Every first Thursday of the month my neighborhood (Hillcrest) hosts a “Shop & Sip” in which business stay open late and offer various free drinks and snacks to customers. When the weather is nice it usually draws a huge number of people, and there are always food vendors, artists, jewelers, and musicians showcasing their wares on the side of the streets. I had told myself over a week ago that I would go busking with my guitar at this event for a little extra cash and to advertise for guitar lessons. Yet I woke up feeling groggy and unmotivated, and began to talk myself out of it in my mind: “it’s not a real gig, you don’t have to do it… you don’t want to see people you know there, it will be awkward… busking isn’t respectable… you aren’t going to get any money… it’s totally not worth it… etc.” Eventually I decided on a compromise: I would go to the slightly richer, and more family oriented neighborhood of the Heights (which I believed also took part in the 1st Thursday Shop & Sip) and find a spot to play. I thought this would be a better place to advertise guitar lessons and a spot where there wouldn’t necessarily be a lot of people I know seeing me perform the lowly work of busking.
I rode my bike from Hillcrest to the Heights and stopped in Stephano’s Fine Art Gallery, where I met Stephano Sutherlin himself (an extremely kind and helpful man). He informed me that the Heights does not actually take part in the 1st Thursday Shop & Sip festivities, but that they have something similar on the 3rd Thursday of every month. He also seemed willing to have me play at his gallery sometime and pointed me towards some other good venues (he even called a couple places for me!). I’m convinced that personal interactions like these are the best way to develop a career in music (perhaps a career in anything). Yes it is much easier to sit at home and just send out emails, facebook messages, and blog posts 😉 about your music, but it is also much easier for people to turn down or ignore these mediums. Music is a social art— musicians rely on and interact with other people during most every step (from rehearsing/performing with other musicians, to talking with venue owners, to establishing a connection with the audience). The working musician must develop a great skill for interpersonal communication.
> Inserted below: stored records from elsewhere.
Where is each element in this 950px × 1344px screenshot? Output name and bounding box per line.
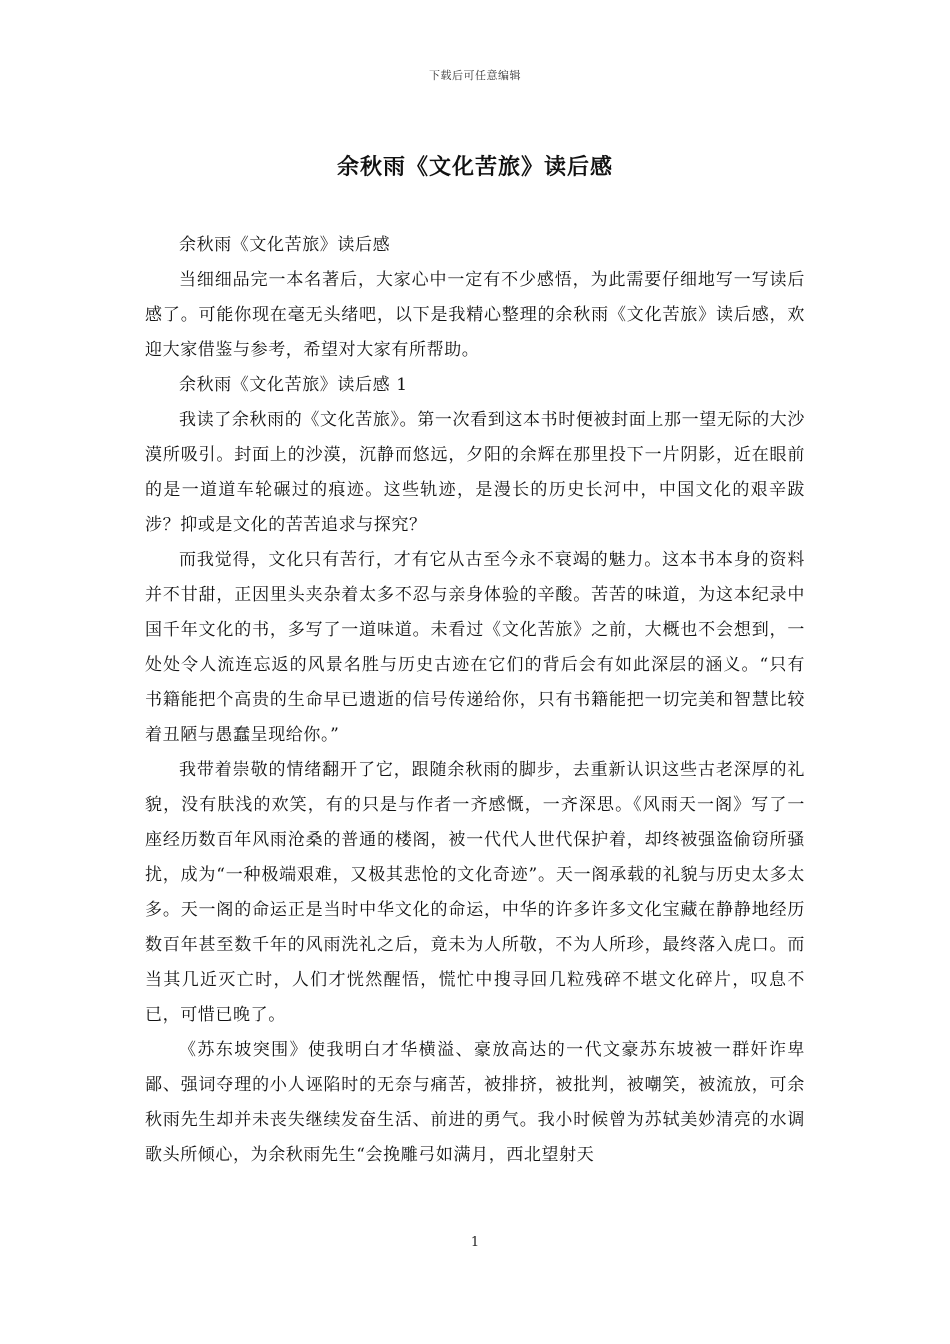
page-number: 1 — [470, 1235, 480, 1250]
body-paragraph: 而我觉得，文化只有苦行，才有它从古至今永不衰竭的魅力。这本书本身的资料并不甘甜，正因里头夹杂着太多不忍与亲身体验的辛酸。苦苦的味道，为这本纪录中国千年文化的书，多写了一道味道。未看过《文化苦旅》之前，大概也不会想到，一处处令人流连忘返的风景名胜与历史古迹在它们的背后会有如此深层的涵义。“只有书籍能把个高贵的生命早已遗逝的信号传递给你，只有书籍能把一切完美和智慧比较着丑陋与愚蠢呈现给你。” — [145, 550, 805, 745]
body-paragraph: 我带着崇敬的情绪翻开了它，跟随余秋雨的脚步，去重新认识这些古老深厚的礼貌，没有肤浅的欢笑，有的只是与作者一齐感慨，一齐深思。《风雨天一阁》写了一座经历数百年风雨沧桑的普通的楼阁，被一代代人世代保护着，却终被强盗偷窃所骚扰，成为“一种极端艰难，又极其悲怆的文化奇迹”。天一阁承载的礼貌与历史太多太多。天一阁的命运正是当时中华文化的命运，中华的许多许多文化宝藏在静静地经历数百年甚至数千年的风雨洗礼之后，竟未为人所敬，不为人所珍，最终落入虎口。而当其几近灭亡时，人们才恍然醒悟，慌忙中搜寻回几粒残碎不堪文化碎片，叹息不已，可惜已晚了。 — [145, 760, 805, 1025]
body-paragraph: 余秋雨《文化苦旅》读后感 — [179, 235, 391, 255]
header-note: 下载后可任意编辑 — [429, 69, 521, 82]
document-body — [145, 228, 805, 1173]
body-paragraph: 《苏东坡突围》使我明白才华横溢、豪放高达的一代文豪苏东坡被一群奸诈卑鄙、强词夺理的小人诬陷时的无奈与痛苦，被排挤，被批判，被嘲笑，被流放，可余秋雨先生却并未丧失继续发奋生活、前进的勇气。我小时候曾为苏轼美妙清亮的水调歌头所倾心，为余秋雨先生“会挽雕弓如满月，西北望射天 — [145, 1040, 805, 1165]
body-paragraph: 当细细品完一本名著后，大家心中一定有不少感悟，为此需要仔细地写一写读后感了。可能你现在毫无头绪吧，以下是我精心整理的余秋雨《文化苦旅》读后感，欢迎大家借鉴与参考，希望对大家有所帮助。 — [145, 270, 805, 360]
body-paragraph: 余秋雨《文化苦旅》读后感 1 — [179, 375, 408, 395]
body-paragraph: 我读了余秋雨的《文化苦旅》。第一次看到这本书时便被封面上那一望无际的大沙漠所吸引。封面上的沙漠，沉静而悠远，夕阳的余辉在那里投下一片阴影，近在眼前的是一道道车轮碾过的痕迹。这些轨迹，是漫长的历史长河中，中国文化的艰辛跋涉？抑或是文化的苦苦追求与探究？ — [145, 410, 805, 535]
document-title: 余秋雨《文化苦旅》读后感 — [336, 154, 613, 180]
So after being energized by my interaction with Stephano I returned to Hillcrest to look for a good spot to play later that evening. I spotted a good bench in front of Hillcrest Artisan Meats (H.A.M.) and the workers there graciously agreed to let me use one of their outlets to power my amp. I went home to prepare, and thought it would be nice to have more than just a single guitar so I borrowed my brother-in-law’s loop pedal (which would allow me to play melodies and solos over my recorded harmonies), and quickly learned how to operate it. I ended up playing from about 6-7pm (I didn’t anticipate H.A.M. closing so early), and though it was shorter than I expected, I was pleased with people’s reaction to my music and relatively satisfied with the $16 I made (more than enough money for dinner)— I’m sure my rate would have improved later on in the evening with a few more drinks in everyone’s system 🙂
My initial reservations about busking come from a place of self-consciousness and a vague sense that busking is somehow a seedy or disreputable activity. Yet my better judgement knows that it is a perfectly fine and honest pursuit for me. I am talented, and playing good music for people to hear for free. I am not begging, or demanding payment, but if people so choose, they can drop a dollar in my hat. Furthermore, street performance is an ancient art! The street is virtually the one consistent stage for musicians and artists from antiquity to today and I should be proud to carry on such a legacy. Finally, the street is perhaps the purest test of whether people like your music— they didn’t come to hear it, they aren’t invested in it, but if they turn their heads, stop, and take time out of their day to listen, you must be doing something right.